If I didn't believe it before, I certainly believe it now. Way too much negativity can block creativity. Especially lingering negativity. It just exhausts the energy needed to create anything. Why do we waste so much time dwelling in negativity? It's just so easy to do! It is much easier to piss and moan on something than it is to let go. Some grudges are just not worth holding on to. Easy to say, hard to do.


I find myself too many times falling for the temporary comforts, whether the occasional drink, sweets or pleasures of the flesh. I'm not an addict in the traditional definition of the word. But sometimes, I feel as if I can relate. More often than not these days, I just want to get away.

Thursday, June 21, 2007

I need a new laptop

That piece of crap that I brought a few years ago has been nothing but a pain from the day I purchased it. It was such a good deal, though. $999 with $300 rebate. But two things should have made me make better use of my charge card. First, it was a Celeron.
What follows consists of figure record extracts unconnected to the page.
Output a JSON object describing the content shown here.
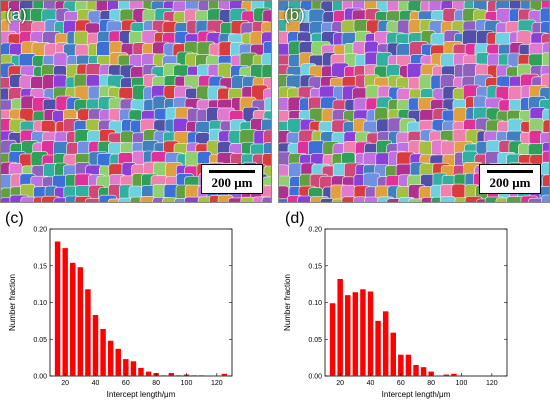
{
  "micrographs": [
    {
      "label": "(a)",
      "scale_bar": "200 μm"
    },
    {
      "label": "(b)",
      "scale_bar": "200 μm"
    }
  ],
  "chart_data": [
    {
      "type": "bar",
      "panel": "(c)",
      "xlabel": "Intercept length/μm",
      "ylabel": "Number fraction",
      "xlim": [
        10,
        130
      ],
      "ylim": [
        0,
        0.2
      ],
      "xticks": [
        20,
        40,
        60,
        80,
        100,
        120
      ],
      "yticks": [
        0.0,
        0.05,
        0.1,
        0.15,
        0.2
      ],
      "x": [
        15,
        20,
        25,
        30,
        35,
        40,
        45,
        50,
        55,
        60,
        65,
        70,
        75,
        80,
        85,
        90,
        95,
        100,
        105,
        110,
        115,
        120,
        125
      ],
      "values": [
        0.183,
        0.174,
        0.154,
        0.148,
        0.118,
        0.083,
        0.064,
        0.048,
        0.037,
        0.023,
        0.02,
        0.011,
        0.006,
        0.004,
        0.001,
        0.004,
        0.001,
        0.002,
        0.001,
        0.001,
        0,
        0,
        0.003
      ],
      "bar_color": "#ff0000"
    },
    {
      "type": "bar",
      "panel": "(d)",
      "xlabel": "Intercept length/μm",
      "ylabel": "Number fraction",
      "xlim": [
        10,
        130
      ],
      "ylim": [
        0,
        0.2
      ],
      "xticks": [
        20,
        40,
        60,
        80,
        100,
        120
      ],
      "yticks": [
        0.0,
        0.05,
        0.1,
        0.15,
        0.2
      ],
      "x": [
        15,
        20,
        25,
        30,
        35,
        40,
        45,
        50,
        55,
        60,
        65,
        70,
        75,
        80,
        85,
        90,
        95
      ],
      "values": [
        0.099,
        0.132,
        0.11,
        0.114,
        0.118,
        0.115,
        0.075,
        0.088,
        0.059,
        0.029,
        0.029,
        0.015,
        0.012,
        0.006,
        0,
        0.002,
        0.003
      ],
      "bar_color": "#ff0000"
    }
  ]
}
Second, the brand name. I will never buy an E-machine again. I knew better. But my frugality got the better of me. So, now, I need a new laptop. I've been using my desktop computer, but I am beginning to need the freedom of a laptop. The freedom to write in this blog without the peering eyes and nosy questions of my husband. The freedom to take my computer into the single most place for writing my best thoughts; the bathroom. One of the few places that I can be alone in my house. I take a few dumps and no one wants to use the bathroom for at least 30 minutes. Alone with my muse. It's a wonderful thing.

I'm thinking about going Mac for this laptop. With its ability to dual boot, I figure if there are any Windows programs that I have to have, I won't have to abandon them fully. I am patiently waiting for Leopard to show its spots. Unlike Vista, there appears to be added functionality in Leopard that could actually be useful. The Stacks function on the Dock stood out for me, considering how cluttered I can leave my desktop. The new Quick Look feature stood out to me as well. Having a quick "snapshot" of a file instead of opening the application associated with it first would save a lot of time.

Well, that's it for me for now. Keeping my fingers crossed. Hopefully, I can get that new Mac by the end of the year.